Web sayfanızda gördüğüme göre, son zamanlarda Türkiye’nin şehirlerini gezip konserler veriyorsunuz; tangolar nasıl karşılanıyor, ne gibi tepkiler alıyorsunuz?
– Tangoları daha ziyade özel gecelerde ve salon konserlerinde seslendirmeyi tercih ediyoruz. Halk konserlerinde daha ziyade eğlenmek istiyorlar. İlk başta Anadolu’da pek ilgi görmez diye düşünüyorduk; ancak en son Trabzon’a gittiğimizde çok ilgi gördük. İmza günü de vardı, ben sadece Karadeniz albümünü imzalatmak isterler, diye düşünüyordum. Bir baktık özellikle gençler Tango’ya da çok ilgililer. Konser repertuvarında da yer verelim dedik. Tabii o da bir salon konseriydi. Özel gecelerde ise dans etmek isteyenlerin hoşuna gidiyor. Klasiklerden oluşan bir potpuri çalıyoruz.
Tango çalışması müziğe, hayata bakışınızda ne gibi izler bıraktı?
– Arjantinliler aşklarını, kavgalarını, tutkularını bir şekilde tango ile ifade etmiş. Tango, sanatın, hayatın içindeki güçlü duyguları nasıl da dönüştürdüğünü bir defa daha görmemi sağladı. Keşke dünyanın her yerinde bu böyle olsaydı… Belki de insanlar savaşmaz, şarkı söylerdi.

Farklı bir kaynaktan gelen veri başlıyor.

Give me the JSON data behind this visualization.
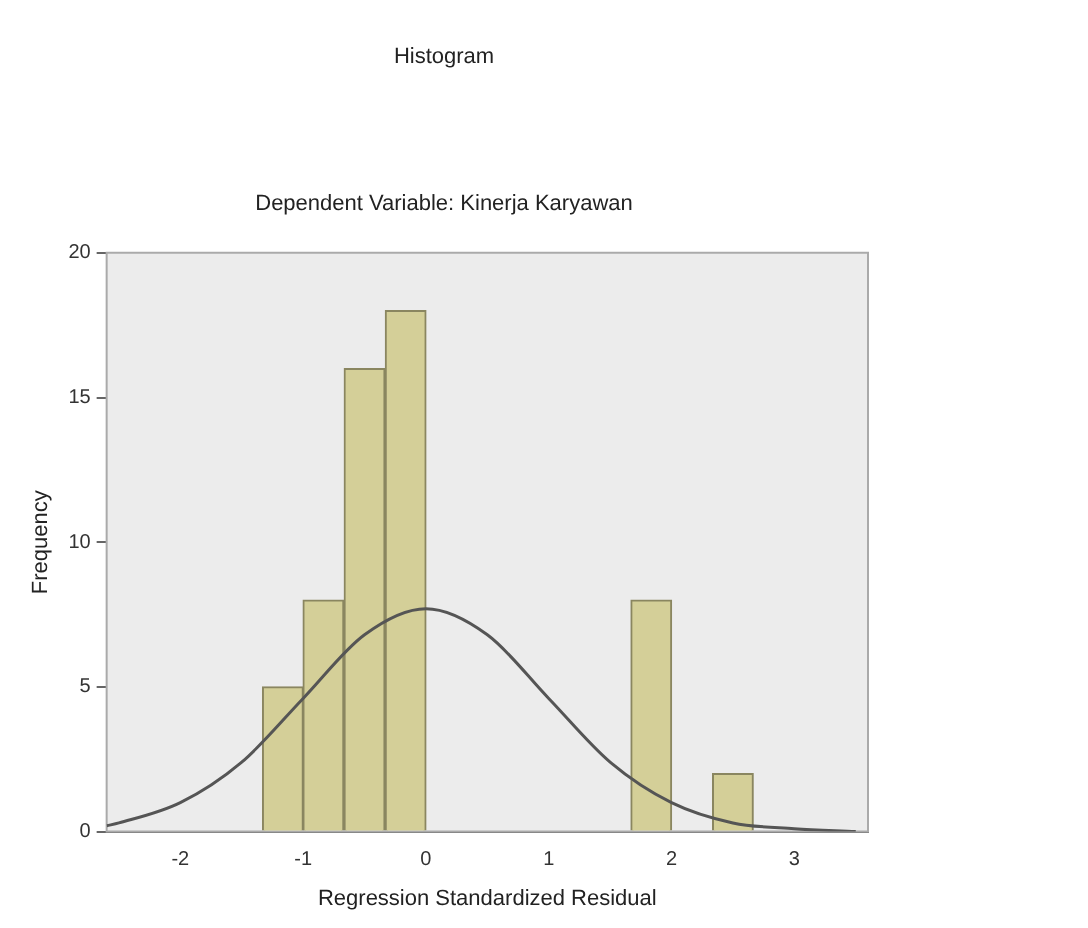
{
  "chart_data": {
    "type": "histogram",
    "title": "Histogram",
    "subtitle": "Dependent Variable: Kinerja Karyawan",
    "xlabel": "Regression Standardized Residual",
    "ylabel": "Frequency",
    "bins": [
      -1.33,
      -1,
      -0.67,
      -0.33,
      0,
      0.33,
      0.67,
      1,
      1.33,
      1.67,
      2,
      2.33,
      2.67
    ],
    "values": [
      5,
      8,
      16,
      18,
      0,
      0,
      0,
      0,
      0,
      8,
      0,
      2
    ],
    "color": "#d4cf98",
    "series": [
      {
        "type": "line",
        "color": "#555555",
        "x": [
          -2.6,
          -2.5,
          -2,
          -1.5,
          -1,
          -0.5,
          0,
          0.5,
          1,
          1.5,
          2,
          2.5,
          3,
          3.5
        ],
        "values": [
          0.2,
          0.3,
          1.0,
          2.4,
          4.6,
          6.8,
          7.7,
          6.8,
          4.6,
          2.4,
          1.0,
          0.3,
          0.1,
          0
        ]
      }
    ],
    "xlim": [
      -2.6,
      3.6
    ],
    "xticks": [
      -2,
      -1,
      0,
      1,
      2,
      3
    ],
    "ylim": [
      0,
      20
    ],
    "yticks": [
      0,
      5,
      10,
      15,
      20
    ],
    "grid": false,
    "legend": false
  }
}
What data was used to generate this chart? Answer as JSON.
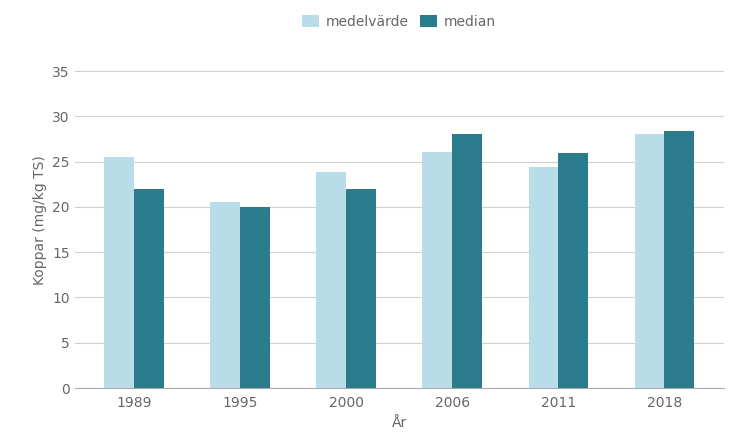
{
  "years": [
    "1989",
    "1995",
    "2000",
    "2006",
    "2011",
    "2018"
  ],
  "medelvarde": [
    25.5,
    20.5,
    23.8,
    26.1,
    24.4,
    28.1
  ],
  "median": [
    22.0,
    20.0,
    22.0,
    28.1,
    26.0,
    28.4
  ],
  "color_medelvarde": "#b8dde8",
  "color_median": "#2a7b8c",
  "xlabel": "År",
  "ylabel": "Koppar (mg/kg TS)",
  "legend_medelvarde": "medelvärde",
  "legend_median": "median",
  "ylim": [
    0,
    37
  ],
  "yticks": [
    0,
    5,
    10,
    15,
    20,
    25,
    30,
    35
  ],
  "bar_width": 0.28,
  "grid_color": "#d0d0d0",
  "background_color": "#ffffff",
  "label_fontsize": 10,
  "tick_fontsize": 10,
  "legend_fontsize": 10,
  "axis_color": "#aaaaaa",
  "text_color": "#666666"
}
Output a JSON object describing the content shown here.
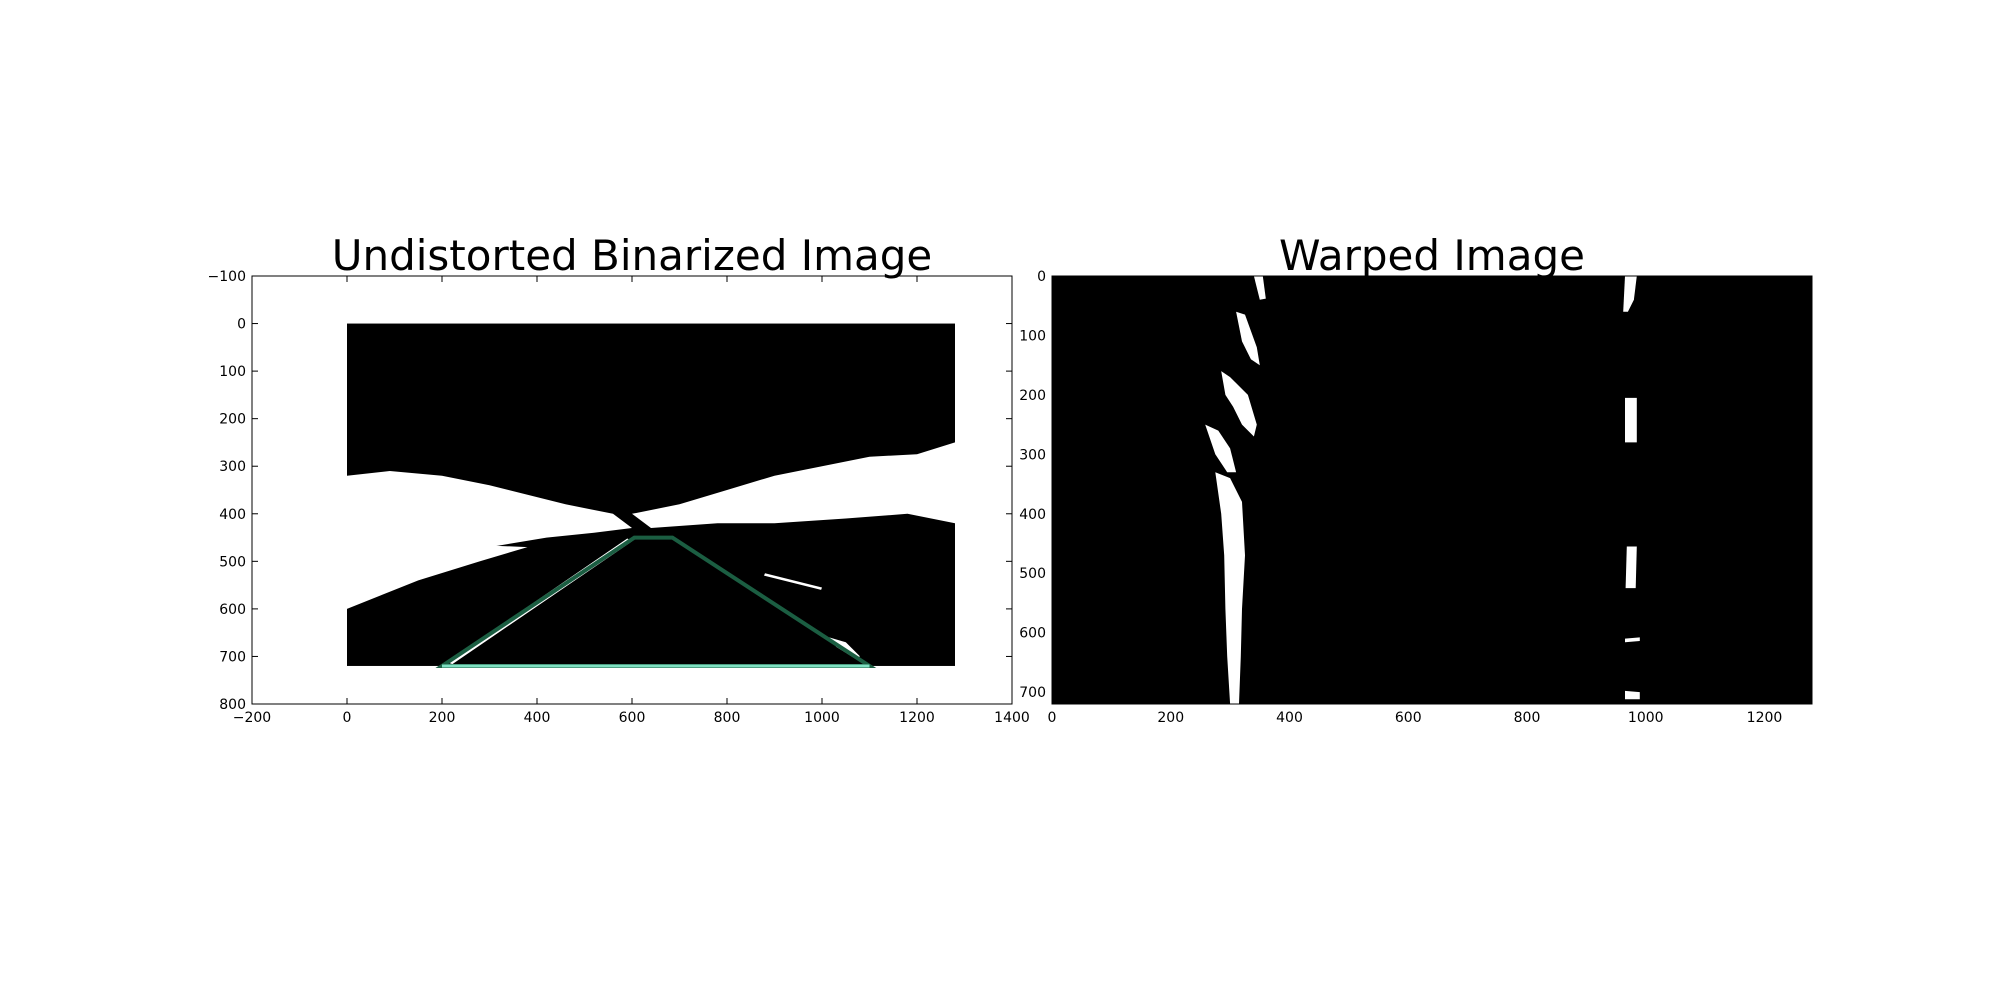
{
  "chart_data": [
    {
      "type": "image",
      "title": "Undistorted Binarized Image",
      "xlim": [
        -200,
        1400
      ],
      "ylim": [
        800,
        -100
      ],
      "xticks": [
        -200,
        0,
        200,
        400,
        600,
        800,
        1000,
        1200,
        1400
      ],
      "yticks": [
        -100,
        0,
        100,
        200,
        300,
        400,
        500,
        600,
        700,
        800
      ],
      "tick_labels_x": [
        "−200",
        "0",
        "200",
        "400",
        "600",
        "800",
        "1000",
        "1200",
        "1400"
      ],
      "tick_labels_y": [
        "−100",
        "0",
        "100",
        "200",
        "300",
        "400",
        "500",
        "600",
        "700",
        "800"
      ],
      "image_extent": {
        "x": [
          0,
          1280
        ],
        "y": [
          0,
          720
        ]
      },
      "image_colors": {
        "background": "#000000",
        "foreground": "#ffffff"
      },
      "overlay_polygon": {
        "color": "#1b5e42",
        "bottom_edge_color": "#7fe0c2",
        "points": [
          [
            200,
            720
          ],
          [
            605,
            450
          ],
          [
            685,
            450
          ],
          [
            1100,
            720
          ]
        ]
      },
      "white_regions": [
        {
          "label": "left-roadside-clutter",
          "points": [
            [
              0,
              320
            ],
            [
              90,
              310
            ],
            [
              200,
              320
            ],
            [
              300,
              340
            ],
            [
              380,
              360
            ],
            [
              460,
              380
            ],
            [
              560,
              400
            ],
            [
              600,
              430
            ],
            [
              520,
              440
            ],
            [
              420,
              450
            ],
            [
              300,
              470
            ],
            [
              150,
              490
            ],
            [
              0,
              520
            ]
          ]
        },
        {
          "label": "left-lower-clutter",
          "points": [
            [
              0,
              480
            ],
            [
              120,
              470
            ],
            [
              260,
              465
            ],
            [
              380,
              470
            ],
            [
              280,
              500
            ],
            [
              150,
              540
            ],
            [
              0,
              600
            ]
          ]
        },
        {
          "label": "right-roadside-clutter",
          "points": [
            [
              600,
              400
            ],
            [
              700,
              380
            ],
            [
              800,
              350
            ],
            [
              900,
              320
            ],
            [
              1000,
              300
            ],
            [
              1100,
              280
            ],
            [
              1200,
              275
            ],
            [
              1280,
              250
            ],
            [
              1280,
              420
            ],
            [
              1180,
              400
            ],
            [
              1050,
              410
            ],
            [
              900,
              420
            ],
            [
              780,
              420
            ],
            [
              640,
              430
            ]
          ]
        },
        {
          "label": "left-lane-stripe",
          "points": [
            [
              210,
              712
            ],
            [
              590,
              452
            ],
            [
              600,
              458
            ],
            [
              222,
              716
            ]
          ]
        },
        {
          "label": "right-lane-dash-far",
          "points": [
            [
              880,
              525
            ],
            [
              1000,
              555
            ],
            [
              998,
              560
            ],
            [
              878,
              530
            ]
          ]
        },
        {
          "label": "right-lane-dash-near",
          "points": [
            [
              1015,
              660
            ],
            [
              1050,
              670
            ],
            [
              1080,
              700
            ],
            [
              1070,
              705
            ],
            [
              1030,
              680
            ]
          ]
        }
      ]
    },
    {
      "type": "image",
      "title": "Warped Image",
      "xlim": [
        0,
        1280
      ],
      "ylim": [
        720,
        0
      ],
      "xticks": [
        0,
        200,
        400,
        600,
        800,
        1000,
        1200
      ],
      "yticks": [
        0,
        100,
        200,
        300,
        400,
        500,
        600,
        700
      ],
      "tick_labels_x": [
        "0",
        "200",
        "400",
        "600",
        "800",
        "1000",
        "1200"
      ],
      "tick_labels_y": [
        "0",
        "100",
        "200",
        "300",
        "400",
        "500",
        "600",
        "700"
      ],
      "image_extent": {
        "x": [
          0,
          1280
        ],
        "y": [
          0,
          720
        ]
      },
      "image_colors": {
        "background": "#000000",
        "foreground": "#ffffff"
      },
      "white_regions": [
        {
          "label": "left-lane-top",
          "points": [
            [
              340,
              0
            ],
            [
              355,
              0
            ],
            [
              360,
              38
            ],
            [
              350,
              40
            ]
          ]
        },
        {
          "label": "left-lane-upper",
          "points": [
            [
              310,
              60
            ],
            [
              325,
              65
            ],
            [
              345,
              120
            ],
            [
              350,
              150
            ],
            [
              335,
              140
            ],
            [
              320,
              110
            ]
          ]
        },
        {
          "label": "left-lane-mid",
          "points": [
            [
              285,
              160
            ],
            [
              300,
              170
            ],
            [
              330,
              200
            ],
            [
              345,
              250
            ],
            [
              340,
              270
            ],
            [
              320,
              250
            ],
            [
              305,
              220
            ],
            [
              292,
              200
            ]
          ]
        },
        {
          "label": "left-lane-middle",
          "points": [
            [
              258,
              250
            ],
            [
              280,
              260
            ],
            [
              300,
              290
            ],
            [
              310,
              330
            ],
            [
              295,
              330
            ],
            [
              275,
              300
            ]
          ]
        },
        {
          "label": "left-lane-lower",
          "points": [
            [
              275,
              330
            ],
            [
              300,
              340
            ],
            [
              320,
              380
            ],
            [
              325,
              470
            ],
            [
              320,
              560
            ],
            [
              318,
              640
            ],
            [
              315,
              720
            ],
            [
              300,
              720
            ],
            [
              295,
              640
            ],
            [
              292,
              560
            ],
            [
              290,
              470
            ],
            [
              285,
              400
            ]
          ]
        },
        {
          "label": "right-lane-top",
          "points": [
            [
              965,
              0
            ],
            [
              985,
              0
            ],
            [
              980,
              40
            ],
            [
              970,
              60
            ],
            [
              962,
              60
            ]
          ]
        },
        {
          "label": "right-lane-upper",
          "points": [
            [
              965,
              205
            ],
            [
              985,
              205
            ],
            [
              985,
              280
            ],
            [
              965,
              280
            ]
          ]
        },
        {
          "label": "right-lane-mid",
          "points": [
            [
              968,
              455
            ],
            [
              985,
              455
            ],
            [
              983,
              525
            ],
            [
              966,
              525
            ]
          ]
        },
        {
          "label": "right-lane-dash",
          "points": [
            [
              965,
              610
            ],
            [
              990,
              608
            ],
            [
              990,
              614
            ],
            [
              965,
              616
            ]
          ]
        },
        {
          "label": "right-lane-bottom",
          "points": [
            [
              965,
              698
            ],
            [
              990,
              700
            ],
            [
              990,
              712
            ],
            [
              965,
              712
            ]
          ]
        }
      ]
    }
  ]
}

Konserde dans etmek isteyene sahne açık

Konser repertuvarını nasıl hazırladınız?
– Konserde birkaç sürpriz olacak tabii… Albümdeki şarkıların yanı sıra, artık bir tango klasiği olmuş, Sur filminin şarkısı “Vuelvo Al Sur” olacak, Arapça, Ermenice tangolar ve albümde yer almayan bir iki yerli tangoya yer vermeyi düşündük. Cihat Aşkın konuğumuz olacak, onun çaldığı bir eserde Hamza Zeytinoğlu ile dans edeceğim.
Albümdeki grubunuzla mı konser vereceksiniz?
– Albümde farklı aranjörler, farklı müzisyenler yer aldı. Dolayısıyla konser için yeni bir ekip oluşturduk. Çağlayan Yıldız, tüm şarkıları yeniden yazdı ve konser formatına dönüşürdü. Ekipte çok değerli müzisyenler var: Piyano ve tuşlu çalgılarda Ercüment Orkut, basta Çağlayan Yıldız, davulda Derin Bayhan, gitarda Sarp Maden, klarnette Göksun Çavdar, akordeonda Ortaç Aydınoğlu, kemanda Özgür Arkun…
Konserden önce dinleyicilerinize ulaştırmak istediğiniz bir mesajınız var mı?
– Bu konser benim için de yeni bir deneyim olacak. Ben tadını çıkaracağım. Umarım herkes keyif alır.. Bu arada… İçinden dans etmek gelen dinleyiciler, lütfen tutmasınlar kendilerini…
Yakın gelecekte ne gibi yeni projeleriniz var?
– Hayatın benim için hazırladığı sürprizlere hep açık oldum. Bakalım bundan sonrası nasıl akacak…
(Serhan Yedig / Aralık 2013 / Müzik Söyleşileri)

Linkler

Şevval Sam’ın web sayfası

Share.

Leave A Reply

five × 2 =

error: Content is protected !!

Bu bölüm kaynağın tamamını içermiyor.